A primeira edição internacional da Feira Internacional da Cadeia Produtiva da Carne (Feicorte) superou as expectativas do mercado ao reunir a cadeia produtiva da carne em Assunção, no Paraguai, no dia 24 de março. Com o apoio de 25 empresas patrocinadoras, o fórum promoveu um intercâmbio técnico de alto nível entre as pecuárias brasileira e paraguaia.
O impacto da iniciativa foi referendado pela Secretaria Nacional de Turismo do Paraguai, que declarou a feira oficialmente como evento de “Interesse Turístico Nacional”, assim como foi chancelado pelo apoio institucional do Servicio Nacional de Calidad y Salud Animal (Senacsa), da Associação Rural do Paraguai e do Consórcio de Ganaderos para Experimentacion Agropecuária (CEA). Esse reconhecimento reforça a capacidade da marca de atrair um público altamente qualificado e gerar impacto econômico na região.

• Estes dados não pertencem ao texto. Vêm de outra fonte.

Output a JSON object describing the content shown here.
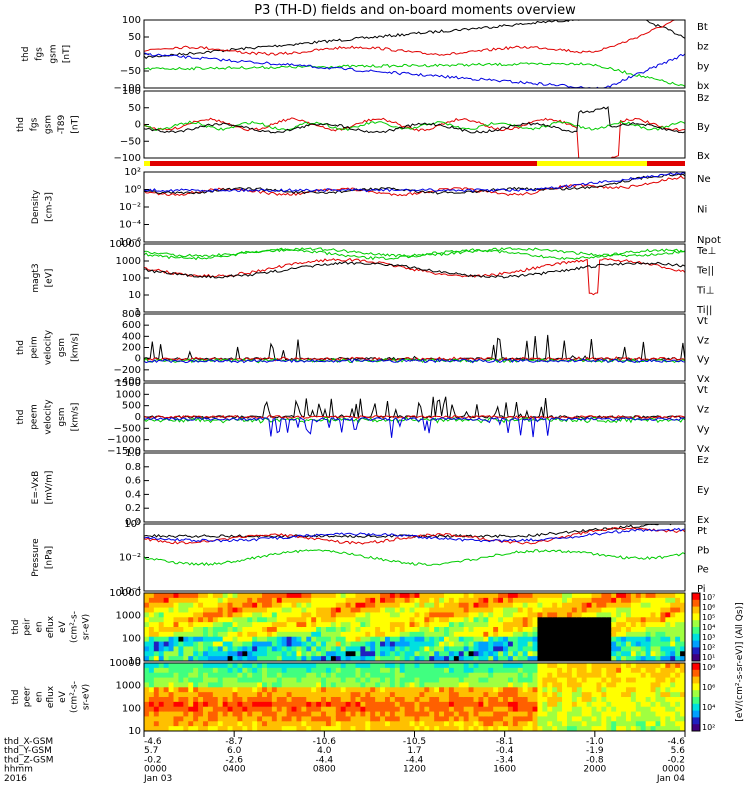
{
  "title": "P3 (TH-D) fields and on-board moments overview",
  "colors": {
    "black": "#000000",
    "red": "#e00000",
    "green": "#00cc00",
    "blue": "#0000e0",
    "yellow": "#ffff00"
  },
  "chart_data": [
    {
      "type": "line",
      "ylabel": [
        "thd",
        "fgs",
        "gsm",
        "[nT]"
      ],
      "yticks": [
        "100",
        "50",
        "0",
        "−50",
        "−100"
      ],
      "ylim": [
        -100,
        100
      ],
      "legend": [
        {
          "name": "Bt",
          "color": "#000000"
        },
        {
          "name": "bz",
          "color": "#e00000"
        },
        {
          "name": "by",
          "color": "#00cc00"
        },
        {
          "name": "bx",
          "color": "#0000e0"
        }
      ]
    },
    {
      "type": "line",
      "ylabel": [
        "thd",
        "fgs",
        "gsm",
        "-T89",
        "[nT]"
      ],
      "yticks": [
        "100",
        "50",
        "0",
        "−50",
        "−100"
      ],
      "ylim": [
        -100,
        100
      ],
      "legend": [
        {
          "name": "Bz",
          "color": "#e00000"
        },
        {
          "name": "By",
          "color": "#00cc00"
        },
        {
          "name": "Bx",
          "color": "#000000"
        }
      ]
    },
    {
      "type": "line",
      "ylabel": [
        "Density",
        "[cm-3]"
      ],
      "yticks": [
        "10²",
        "10⁰",
        "10⁻²",
        "10⁻⁴",
        "10⁻⁶"
      ],
      "scale": "log",
      "legend": [
        {
          "name": "Ne",
          "color": "#e00000"
        },
        {
          "name": "Ni",
          "color": "#000000"
        },
        {
          "name": "Npot",
          "color": "#0000e0"
        }
      ]
    },
    {
      "type": "line",
      "ylabel": [
        "magt3",
        "[eV]"
      ],
      "yticks": [
        "10000",
        "1000",
        "100",
        "10",
        "1"
      ],
      "scale": "log",
      "legend": [
        {
          "name": "Te⊥",
          "color": "#e00000"
        },
        {
          "name": "Te||",
          "color": "#000000"
        },
        {
          "name": "Ti⊥",
          "color": "#00cc00"
        },
        {
          "name": "Ti||",
          "color": "#00cc00"
        }
      ]
    },
    {
      "type": "line",
      "ylabel": [
        "thd",
        "peim",
        "velocity",
        "gsm",
        "[km/s]"
      ],
      "yticks": [
        "800",
        "600",
        "400",
        "200",
        "0",
        "−200",
        "−400"
      ],
      "ylim": [
        -400,
        800
      ],
      "legend": [
        {
          "name": "Vt",
          "color": "#000000"
        },
        {
          "name": "Vz",
          "color": "#e00000"
        },
        {
          "name": "Vy",
          "color": "#00cc00"
        },
        {
          "name": "Vx",
          "color": "#0000e0"
        }
      ]
    },
    {
      "type": "line",
      "ylabel": [
        "thd",
        "peem",
        "velocity",
        "gsm",
        "[km/s]"
      ],
      "yticks": [
        "1500",
        "1000",
        "500",
        "0",
        "−500",
        "−1000",
        "−1500"
      ],
      "ylim": [
        -1500,
        1500
      ],
      "legend": [
        {
          "name": "Vt",
          "color": "#000000"
        },
        {
          "name": "Vz",
          "color": "#e00000"
        },
        {
          "name": "Vy",
          "color": "#00cc00"
        },
        {
          "name": "Vx",
          "color": "#0000e0"
        }
      ]
    },
    {
      "type": "line",
      "ylabel": [
        "E=-VxB",
        "[mV/m]"
      ],
      "yticks": [
        "1.0",
        "0.8",
        "0.6",
        "0.4",
        "0.2",
        "0.0"
      ],
      "ylim": [
        0,
        1
      ],
      "legend": [
        {
          "name": "Ez",
          "color": "#e00000"
        },
        {
          "name": "Ey",
          "color": "#00cc00"
        },
        {
          "name": "Ex",
          "color": "#0000e0"
        }
      ]
    },
    {
      "type": "line",
      "ylabel": [
        "Pressure",
        "[nPa]"
      ],
      "yticks": [
        "10⁰",
        "10⁻²",
        "10⁻⁴"
      ],
      "scale": "log",
      "legend": [
        {
          "name": "Pt",
          "color": "#000000"
        },
        {
          "name": "Pb",
          "color": "#e00000"
        },
        {
          "name": "Pe",
          "color": "#00cc00"
        },
        {
          "name": "Pi",
          "color": "#0000e0"
        }
      ]
    },
    {
      "type": "heatmap",
      "ylabel": [
        "thd",
        "peir",
        "en",
        "eflux",
        "eV",
        "(cm²-s-",
        "sr-eV)"
      ],
      "yticks": [
        "10000",
        "1000",
        "100",
        "10"
      ],
      "scale": "log",
      "colorbar_ticks": [
        "10⁷",
        "10⁶",
        "10⁵",
        "10⁴",
        "10³",
        "10²",
        "10¹"
      ]
    },
    {
      "type": "heatmap",
      "ylabel": [
        "thd",
        "peer",
        "en",
        "eflux",
        "eV",
        "(cm²-s-",
        "sr-eV)"
      ],
      "yticks": [
        "10000",
        "1000",
        "100",
        "10"
      ],
      "scale": "log",
      "colorbar_ticks": [
        "10⁸",
        "10⁶",
        "10⁴",
        "10²"
      ],
      "colorbar_label": "[eV/(cm²-s-sr-eV)] (All Qs)]"
    }
  ],
  "x_axis": {
    "labels": [
      "thd_X-GSM",
      "thd_Y-GSM",
      "thd_Z-GSM",
      "hhmm",
      "2016"
    ],
    "ticks": [
      {
        "lines": [
          "-4.6",
          "5.7",
          "-0.2",
          "0000",
          "Jan 03"
        ]
      },
      {
        "lines": [
          "-8.7",
          "6.0",
          "-2.6",
          "0400",
          ""
        ]
      },
      {
        "lines": [
          "-10.6",
          "4.0",
          "-4.4",
          "0800",
          ""
        ]
      },
      {
        "lines": [
          "-10.5",
          "1.7",
          "-4.4",
          "1200",
          ""
        ]
      },
      {
        "lines": [
          "-8.1",
          "-0.4",
          "-3.4",
          "1600",
          ""
        ]
      },
      {
        "lines": [
          "-1.0",
          "-1.9",
          "-0.8",
          "2000",
          ""
        ]
      },
      {
        "lines": [
          "-4.6",
          "5.6",
          "-0.2",
          "0000",
          "Jan 04"
        ]
      }
    ]
  }
}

É o caso do zootecnista brasileiro Luiz Augusto Amaral, sócio da Accelera, empresa que atua há dez anos no mercado paraguaio. Ele e a sócia, Patrícia Amaral, acompanham a trajetória da Feicorte desde as primeiras edições em São Paulo e fizeram questão de garantir presença.

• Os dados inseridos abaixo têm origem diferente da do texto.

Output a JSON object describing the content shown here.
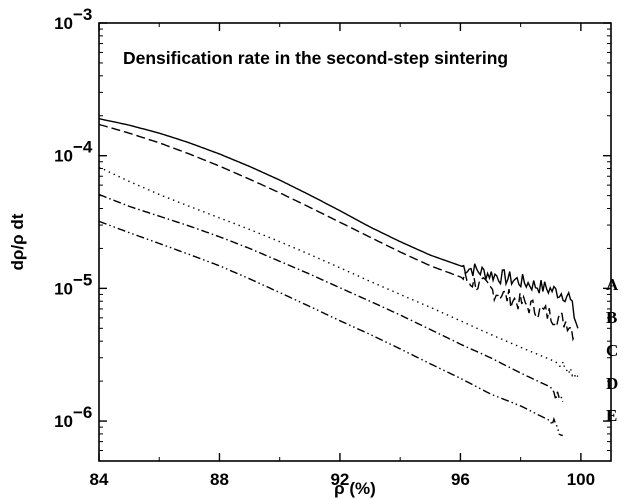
{
  "chart_data": {
    "type": "line",
    "title": "Densification rate in the second-step sintering",
    "xlabel": "ρ (%)",
    "ylabel": "dρ/ρ dt",
    "xlim": [
      84,
      101
    ],
    "ylim": [
      5e-07,
      0.001
    ],
    "yscale": "log",
    "x_ticks": [
      84,
      88,
      92,
      96,
      100
    ],
    "y_ticks": [
      {
        "value": 0.001,
        "base": "10",
        "exp": "−3"
      },
      {
        "value": 0.0001,
        "base": "10",
        "exp": "−4"
      },
      {
        "value": 1e-05,
        "base": "10",
        "exp": "−5"
      },
      {
        "value": 1e-06,
        "base": "10",
        "exp": "−6"
      }
    ],
    "grid": false,
    "legend": "none",
    "series": [
      {
        "name": "A",
        "dash": "solid",
        "noisy_from": 96.0,
        "noise": 0.06,
        "x": [
          84,
          85,
          86,
          87,
          88,
          89,
          90,
          91,
          92,
          93,
          94,
          95,
          96,
          97,
          98,
          99,
          99.6,
          99.9
        ],
        "y": [
          0.00019,
          0.00017,
          0.000148,
          0.000125,
          0.000103,
          8.3e-05,
          6.55e-05,
          5.05e-05,
          3.85e-05,
          2.9e-05,
          2.25e-05,
          1.78e-05,
          1.48e-05,
          1.28e-05,
          1.13e-05,
          9.8e-06,
          8.8e-06,
          5e-06
        ]
      },
      {
        "name": "B",
        "dash": "dashed",
        "noisy_from": 96.0,
        "noise": 0.07,
        "x": [
          84,
          85,
          86,
          87,
          88,
          89,
          90,
          91,
          92,
          93,
          94,
          95,
          96,
          97,
          98,
          99,
          99.6,
          99.8
        ],
        "y": [
          0.000172,
          0.000148,
          0.000125,
          0.000103,
          8.35e-05,
          6.65e-05,
          5.25e-05,
          4.08e-05,
          3.15e-05,
          2.43e-05,
          1.88e-05,
          1.48e-05,
          1.22e-05,
          9.8e-06,
          7.8e-06,
          6.3e-06,
          5.5e-06,
          4.5e-06
        ]
      },
      {
        "name": "C",
        "dash": "dotted",
        "noisy_from": 99.2,
        "noise": 0.04,
        "x": [
          84,
          85,
          86,
          87,
          88,
          89,
          90,
          91,
          92,
          93,
          94,
          95,
          96,
          97,
          98,
          99,
          99.5,
          99.9
        ],
        "y": [
          8.2e-05,
          6.4e-05,
          5.1e-05,
          4.15e-05,
          3.4e-05,
          2.78e-05,
          2.25e-05,
          1.8e-05,
          1.43e-05,
          1.13e-05,
          9e-06,
          7.2e-06,
          5.7e-06,
          4.5e-06,
          3.6e-06,
          2.9e-06,
          2.6e-06,
          2.2e-06
        ]
      },
      {
        "name": "D",
        "dash": "dash-dot",
        "noisy_from": 99.0,
        "noise": 0.05,
        "x": [
          84,
          85,
          86,
          87,
          88,
          89,
          90,
          91,
          92,
          93,
          94,
          95,
          96,
          97,
          98,
          99,
          99.4
        ],
        "y": [
          5.1e-05,
          4.15e-05,
          3.5e-05,
          2.95e-05,
          2.45e-05,
          2e-05,
          1.6e-05,
          1.28e-05,
          1.01e-05,
          8e-06,
          6.3e-06,
          4.9e-06,
          3.8e-06,
          3e-06,
          2.3e-06,
          1.8e-06,
          1.4e-06
        ]
      },
      {
        "name": "E",
        "dash": "dash-dot-dot",
        "noisy_from": 99.0,
        "noise": 0.05,
        "x": [
          84,
          85,
          86,
          87,
          88,
          89,
          90,
          91,
          92,
          93,
          94,
          95,
          96,
          97,
          98,
          99,
          99.4
        ],
        "y": [
          3.2e-05,
          2.63e-05,
          2.18e-05,
          1.8e-05,
          1.48e-05,
          1.18e-05,
          9.3e-06,
          7.3e-06,
          5.7e-06,
          4.5e-06,
          3.5e-06,
          2.7e-06,
          2.1e-06,
          1.6e-06,
          1.3e-06,
          1e-06,
          7.8e-07
        ]
      }
    ]
  }
}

“Para nós, foi uma honra participar desta primeira edição fora do Brasil, pois conhecemos a grandiosidade do trabalho da Feicorte. O Paraguai vem crescendo a passos largos, absorve muita tecnologia brasileira e um evento desse nível técnico agrega um valor imenso para o nosso dia a dia no campo”, relata Amaral.
Nesse sentido, o diretor da Verum, Ailton Barbosa, reforça que o evento atua como um termômetro para a pecuária sul-americana e que o produtor está sedento por tecnologia e eficiência. “Vimos que o mercado compreende esse movimento e enxerga a participação na Feicorte como um posicionamento estratégico essencial para os negócios. É fundamental que as marcas entendam o valor dessas conexões, muito além de uma simples negociação comercial, pois o retorno em visibilidade e relacionamento é direto”, avalia.

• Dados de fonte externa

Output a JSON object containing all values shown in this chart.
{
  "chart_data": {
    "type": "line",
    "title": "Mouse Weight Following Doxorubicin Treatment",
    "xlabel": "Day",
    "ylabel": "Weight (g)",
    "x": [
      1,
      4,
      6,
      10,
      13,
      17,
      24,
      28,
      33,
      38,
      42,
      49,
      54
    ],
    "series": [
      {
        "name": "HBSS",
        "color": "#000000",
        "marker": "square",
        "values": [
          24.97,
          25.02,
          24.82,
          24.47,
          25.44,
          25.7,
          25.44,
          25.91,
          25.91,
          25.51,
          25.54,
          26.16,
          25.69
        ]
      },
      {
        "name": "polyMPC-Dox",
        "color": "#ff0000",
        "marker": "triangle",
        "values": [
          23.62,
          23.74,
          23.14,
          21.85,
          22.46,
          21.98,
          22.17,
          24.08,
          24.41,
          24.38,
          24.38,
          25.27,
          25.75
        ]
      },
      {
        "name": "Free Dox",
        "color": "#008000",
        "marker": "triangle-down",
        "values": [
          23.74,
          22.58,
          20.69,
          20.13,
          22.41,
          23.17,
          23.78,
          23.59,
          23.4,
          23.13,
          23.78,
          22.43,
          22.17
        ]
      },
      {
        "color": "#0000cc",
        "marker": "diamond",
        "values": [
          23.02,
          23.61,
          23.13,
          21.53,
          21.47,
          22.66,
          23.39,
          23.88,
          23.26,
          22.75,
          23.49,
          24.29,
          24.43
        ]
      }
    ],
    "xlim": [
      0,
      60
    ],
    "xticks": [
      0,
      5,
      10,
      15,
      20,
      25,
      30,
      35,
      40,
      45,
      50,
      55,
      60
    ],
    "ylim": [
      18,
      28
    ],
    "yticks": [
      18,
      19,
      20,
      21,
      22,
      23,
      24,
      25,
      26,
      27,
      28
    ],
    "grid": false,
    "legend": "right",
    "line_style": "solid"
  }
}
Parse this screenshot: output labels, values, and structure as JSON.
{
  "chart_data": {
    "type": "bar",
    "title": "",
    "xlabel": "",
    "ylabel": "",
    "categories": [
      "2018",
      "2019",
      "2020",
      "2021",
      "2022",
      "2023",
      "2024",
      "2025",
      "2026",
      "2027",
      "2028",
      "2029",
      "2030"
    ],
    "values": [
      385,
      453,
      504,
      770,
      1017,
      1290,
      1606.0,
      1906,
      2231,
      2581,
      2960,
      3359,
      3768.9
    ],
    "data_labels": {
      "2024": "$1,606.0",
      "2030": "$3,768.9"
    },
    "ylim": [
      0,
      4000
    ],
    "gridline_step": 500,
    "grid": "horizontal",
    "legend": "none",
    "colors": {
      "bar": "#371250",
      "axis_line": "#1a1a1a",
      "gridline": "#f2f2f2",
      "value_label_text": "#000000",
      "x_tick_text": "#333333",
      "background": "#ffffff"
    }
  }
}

“A internacionalização chancelou a autoridade da Feicorte e o sucesso no Paraguai prova que as marcas que caminham conosco ganham uma vitrine incomparável, dialogando frente a frente com quem toma a decisão dentro da fazenda. Essa é a força que levaremos, de forma ampliada, para a nossa edição no Brasil”, destaca a CEO da Verum, empresa organizadora da Feicorte, Carla Tuccilio.
Sinergia entre especialistas do Brasil e do Paraguai marca a programação
Os assuntos debatidos evidenciaram a busca por eficiência produtiva e demonstraram, na prática, o intercâmbio de informações entre Brasil e Paraguai. Entre os destaques brasileiros, a programação trouxe o sócio fundador da Inbra Nutrição Animal e curador de conteúdo da Feicorte Brasil, Diede Loureiro, para falar sobre o negócio envolvendo a produção de carne. Já o diretor de Operações – Pecuária e Agricultura da Agropecuária Maragogipe, Lucas Marques, foi o responsável por abordar a suplementação estratégica em fêmeas.
O consultor da Coan Consultoria, Rogerio Marchiori Coan, focou suas duas apresentações na intensificação na recria e na eficiência da terminação a pasto. A participação brasileira na programação também contou com o gerente de Contas e especialista em nutrição de precisão da Inbra Nutrição Animal, Eduardo Santos, para falar sobre o tema no contexto dos confinamentos, e com o consultor especialista da F5 Consultoria e Gestão, Fernando Santos Silva, responsável por abordar os pontos-chave para implementação da intensificação na pecuária a pasto.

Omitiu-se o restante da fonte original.